GPT can provide patient education materials on AD for patients, their families and caregivers, nurses, and neurologists. This capability can contribute to the effective health care management of patients with AD, leading to enhanced patient outcomes.
阿尔茨海默病(AD)是一种进行性神经退行性疾病,给患者、照护者和社会带来挑战。可及且准确的信息对于 AD 的有效管理至关重要。
本研究旨在评估生成式预训练转换器(GPT)在回答 AD 患者的管理和照护方面的准确性、可理解性、清晰度和有用性。
共确定了 14 个关于 AD 的预防、治疗和照护的问题,并分别以中文和英文向 GPT-3.5 和 GPT-4 提出问题,4 名应答神经科医生被要求回答这些问题。我们生成了 8 组回答(共 112 个),并在答题卡上随机编码。接下来,5 名评估神经科医生和 5 名 AD 患者的家属被要求使用单独的 5 分李克特量表对 112 个回答进行评分。我们使用一套 8 个问题,每个问题的评价等级为 5 分,来评估回答的质量。为了评估可理解性和参与者满意度,我们在同一套 8 个问题中各包含 3 个问题。

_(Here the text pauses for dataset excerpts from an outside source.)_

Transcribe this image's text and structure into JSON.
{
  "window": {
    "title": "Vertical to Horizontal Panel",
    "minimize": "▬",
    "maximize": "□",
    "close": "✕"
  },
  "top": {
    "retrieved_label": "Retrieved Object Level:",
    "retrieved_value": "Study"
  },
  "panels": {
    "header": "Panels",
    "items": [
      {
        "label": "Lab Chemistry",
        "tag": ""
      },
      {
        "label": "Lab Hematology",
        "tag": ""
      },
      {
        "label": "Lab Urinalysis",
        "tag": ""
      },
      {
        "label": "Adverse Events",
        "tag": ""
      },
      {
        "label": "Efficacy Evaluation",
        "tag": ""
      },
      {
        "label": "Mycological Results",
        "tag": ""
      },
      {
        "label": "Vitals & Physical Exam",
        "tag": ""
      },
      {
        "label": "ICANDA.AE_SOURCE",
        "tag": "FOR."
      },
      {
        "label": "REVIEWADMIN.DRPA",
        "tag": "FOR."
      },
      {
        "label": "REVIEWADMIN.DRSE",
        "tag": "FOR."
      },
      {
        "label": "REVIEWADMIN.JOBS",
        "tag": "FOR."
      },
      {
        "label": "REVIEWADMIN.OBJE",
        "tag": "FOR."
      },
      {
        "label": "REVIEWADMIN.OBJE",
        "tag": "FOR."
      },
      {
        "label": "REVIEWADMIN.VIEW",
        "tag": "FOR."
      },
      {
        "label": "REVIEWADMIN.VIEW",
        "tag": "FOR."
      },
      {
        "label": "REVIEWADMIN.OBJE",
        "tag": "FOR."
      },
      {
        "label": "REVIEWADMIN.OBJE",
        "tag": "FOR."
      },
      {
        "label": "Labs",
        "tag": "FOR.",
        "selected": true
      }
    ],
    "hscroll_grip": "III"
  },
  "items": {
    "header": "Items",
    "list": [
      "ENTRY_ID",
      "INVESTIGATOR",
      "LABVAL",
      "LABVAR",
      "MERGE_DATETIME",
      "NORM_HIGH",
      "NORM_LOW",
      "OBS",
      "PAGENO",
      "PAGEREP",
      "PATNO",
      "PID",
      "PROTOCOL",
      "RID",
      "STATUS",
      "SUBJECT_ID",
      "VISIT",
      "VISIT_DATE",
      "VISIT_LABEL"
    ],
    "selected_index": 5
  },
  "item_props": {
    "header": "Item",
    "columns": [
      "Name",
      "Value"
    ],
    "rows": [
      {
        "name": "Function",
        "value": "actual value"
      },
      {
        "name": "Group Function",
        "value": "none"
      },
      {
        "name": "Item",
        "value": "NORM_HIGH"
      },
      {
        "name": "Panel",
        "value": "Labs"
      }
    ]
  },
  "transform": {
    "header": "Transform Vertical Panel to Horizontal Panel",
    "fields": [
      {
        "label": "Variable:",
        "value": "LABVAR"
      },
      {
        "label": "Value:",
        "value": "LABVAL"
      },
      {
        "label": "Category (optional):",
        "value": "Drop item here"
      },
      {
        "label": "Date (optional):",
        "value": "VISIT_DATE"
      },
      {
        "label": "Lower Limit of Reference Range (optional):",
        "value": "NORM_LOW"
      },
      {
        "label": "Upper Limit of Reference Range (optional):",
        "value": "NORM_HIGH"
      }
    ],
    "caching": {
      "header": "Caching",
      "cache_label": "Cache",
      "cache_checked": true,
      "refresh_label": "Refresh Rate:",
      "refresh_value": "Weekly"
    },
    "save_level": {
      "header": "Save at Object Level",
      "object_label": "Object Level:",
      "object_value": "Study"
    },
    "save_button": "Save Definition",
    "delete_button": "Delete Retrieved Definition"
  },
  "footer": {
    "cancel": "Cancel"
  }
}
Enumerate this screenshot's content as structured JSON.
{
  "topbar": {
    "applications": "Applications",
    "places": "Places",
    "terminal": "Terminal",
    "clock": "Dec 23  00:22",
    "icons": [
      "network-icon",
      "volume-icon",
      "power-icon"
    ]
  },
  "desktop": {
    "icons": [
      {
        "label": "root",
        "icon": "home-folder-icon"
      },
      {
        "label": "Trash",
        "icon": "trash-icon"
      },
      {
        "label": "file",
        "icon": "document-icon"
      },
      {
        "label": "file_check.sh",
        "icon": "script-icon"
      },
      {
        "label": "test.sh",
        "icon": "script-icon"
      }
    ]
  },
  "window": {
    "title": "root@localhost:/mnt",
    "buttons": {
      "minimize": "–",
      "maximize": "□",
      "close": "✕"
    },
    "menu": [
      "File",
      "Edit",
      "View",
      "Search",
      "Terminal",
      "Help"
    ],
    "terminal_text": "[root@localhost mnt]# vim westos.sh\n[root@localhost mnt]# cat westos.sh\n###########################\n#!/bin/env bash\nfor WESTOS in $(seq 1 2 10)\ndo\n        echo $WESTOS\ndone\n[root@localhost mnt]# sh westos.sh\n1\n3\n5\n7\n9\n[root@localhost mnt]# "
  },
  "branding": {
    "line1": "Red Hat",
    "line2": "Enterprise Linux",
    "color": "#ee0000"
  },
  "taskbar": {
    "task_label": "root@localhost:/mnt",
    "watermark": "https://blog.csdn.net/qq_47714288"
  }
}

截至 2023 年 4 月 10 日,5 名评估神经科医生和 5 名 AD 患者家属对 112 个回答进行了评分:GPT-3.5:n=28,25%,回答;GPT-4:n=28,25%,回答;应答神经科医生:56(50%)回答。评估神经科医生评分最高的前 5 名(4.5%)回答中有 4 个(80%)GPT(GPT-3.5+GPT-4)回答和 1 个(20%)应答神经科医生的回答。对于患者家属评分最高的前 5 名(4.5%)回答,除了第三名回答外,其余都是 GPT 回答。根据神经科医生的评估,神经科医生生成的回答平均得分为 3.9(SD 0.7),而 GPT 生成的回答得分显著更高(平均 4.4,SD 0.6;P<.001)。语言和模型分析显示,GPT-3.5 和 GPT-4 模型的回答质量没有显著差异(GPT-3.5:平均 4.3,SD 0.7;GPT-4:平均 4.4,SD 0.5;P=.51)。然而,英语回答在可理解性(中文回答:平均 4.1,SD 0.7;英语回答:平均 4.6,SD 0.5;P=.005)和参与者满意度(中文回答:平均 4.2,SD 0.8;英语回答:平均 4.5,SD 0.5;P=.04)方面优于中文回答。根据评估神经科医生的回顾,中文回答的平均得分为 4.4(SD 0.6),而英语回答的平均得分为 4.5(SD 0.5;P=.002)。至于 AD 患者的家属,GPT 和神经科医生、GPT-3.5 和 GPT-4、中文和英文回答之间没有显著差异。
GPT 可以为 AD 患者、其家属和照护者、护士和神经科医生提供 AD 患者教育材料。这一能力有助于有效管理 AD 患者的医疗保健,从而改善患者的预后。